En-tête: détail de « Milk » (1984) © Jeff Wall

Une exposition individuelle importante conçue en collaboration avec l’artiste. La rétrospective réunit 55 oeuvres provenant de collectionneurs, de musées et de fonds propres de l’artiste ( sur une production d’environ 200).

Evidemment, mes photos sont ridiculement pauvres au vu de la monumentalité  des oeuvres magistrales de l’exposition. Cependant, celleux qui ne pourront y assister en auront une petite idée. Et désolée, je ne dispose pas des références des formats.

« Garçon tombant d’un arbre » 2010. impression jet d’encre.
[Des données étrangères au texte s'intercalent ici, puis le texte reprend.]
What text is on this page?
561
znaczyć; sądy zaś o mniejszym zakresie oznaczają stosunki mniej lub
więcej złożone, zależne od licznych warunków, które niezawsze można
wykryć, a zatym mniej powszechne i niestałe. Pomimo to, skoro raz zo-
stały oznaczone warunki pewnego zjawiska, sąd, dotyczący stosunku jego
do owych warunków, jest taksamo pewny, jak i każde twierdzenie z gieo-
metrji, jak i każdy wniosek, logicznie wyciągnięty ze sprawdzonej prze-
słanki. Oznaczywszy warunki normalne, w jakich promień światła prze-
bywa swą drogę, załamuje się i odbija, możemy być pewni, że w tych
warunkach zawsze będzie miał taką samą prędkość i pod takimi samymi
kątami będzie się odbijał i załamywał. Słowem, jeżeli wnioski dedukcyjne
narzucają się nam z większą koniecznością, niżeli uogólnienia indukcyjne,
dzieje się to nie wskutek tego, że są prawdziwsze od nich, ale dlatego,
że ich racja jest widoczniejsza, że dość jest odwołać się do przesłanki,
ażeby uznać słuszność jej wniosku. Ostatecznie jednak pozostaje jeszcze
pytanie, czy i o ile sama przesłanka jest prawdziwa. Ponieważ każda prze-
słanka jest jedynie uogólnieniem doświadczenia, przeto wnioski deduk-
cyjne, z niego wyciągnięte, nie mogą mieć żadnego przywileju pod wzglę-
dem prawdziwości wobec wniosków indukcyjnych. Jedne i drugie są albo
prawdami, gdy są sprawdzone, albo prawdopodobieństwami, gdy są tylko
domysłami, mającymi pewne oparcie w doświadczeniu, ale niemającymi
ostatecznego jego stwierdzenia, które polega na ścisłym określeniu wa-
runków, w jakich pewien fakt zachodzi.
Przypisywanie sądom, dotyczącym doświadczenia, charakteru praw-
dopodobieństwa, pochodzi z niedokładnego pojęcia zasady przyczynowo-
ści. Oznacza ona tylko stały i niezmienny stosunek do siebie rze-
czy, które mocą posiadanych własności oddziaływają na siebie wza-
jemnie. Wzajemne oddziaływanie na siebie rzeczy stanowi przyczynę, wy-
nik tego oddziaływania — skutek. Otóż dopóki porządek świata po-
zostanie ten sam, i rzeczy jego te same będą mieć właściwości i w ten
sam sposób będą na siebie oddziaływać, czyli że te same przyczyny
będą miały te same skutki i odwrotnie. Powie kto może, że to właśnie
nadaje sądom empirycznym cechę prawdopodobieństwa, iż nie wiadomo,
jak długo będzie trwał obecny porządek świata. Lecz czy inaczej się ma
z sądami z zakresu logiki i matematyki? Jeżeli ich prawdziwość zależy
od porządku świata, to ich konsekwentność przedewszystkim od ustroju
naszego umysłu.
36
Jeff Wall est un artiste, historien de l’art et essayiste canadien de Vancouver. Il est considéré comme étant le fondateur de la photographie mise en scène (Staged photography). Enseignant jusqu’aux années 1970, il nourrit une profonde réflexion sur l’art, puis entame sa pratique photographique. Il désire se placer entre les usages des photojournalistes (réel) et les élaborations des photographes artistiques (fiction). Ses photographies représentent des scènes contemporaines et quotidiennes. Elles ont quelquefois un lien avec l’Histoire de l’art. On les croirait tirées d’un film. Certaines sont présentées, telles des diapositives, dans des caissons lumineux. Elles sont le plus souvent tirées en très grand format. De grands tirages couleurs ou noir/blanc sont présentés dans l’exposition de Bâle. Tableaux emblématiques et oeuvres récentes forment un mélange où chaque image, énigmatique ou banale, propose une énigme à décrypter (ou pas…).

« On pourrait dire que je suis comme un réalisateur, mais mes films n’ont qu’une seule image »

« Fallen Rider » 2022 (impression jet d’encre)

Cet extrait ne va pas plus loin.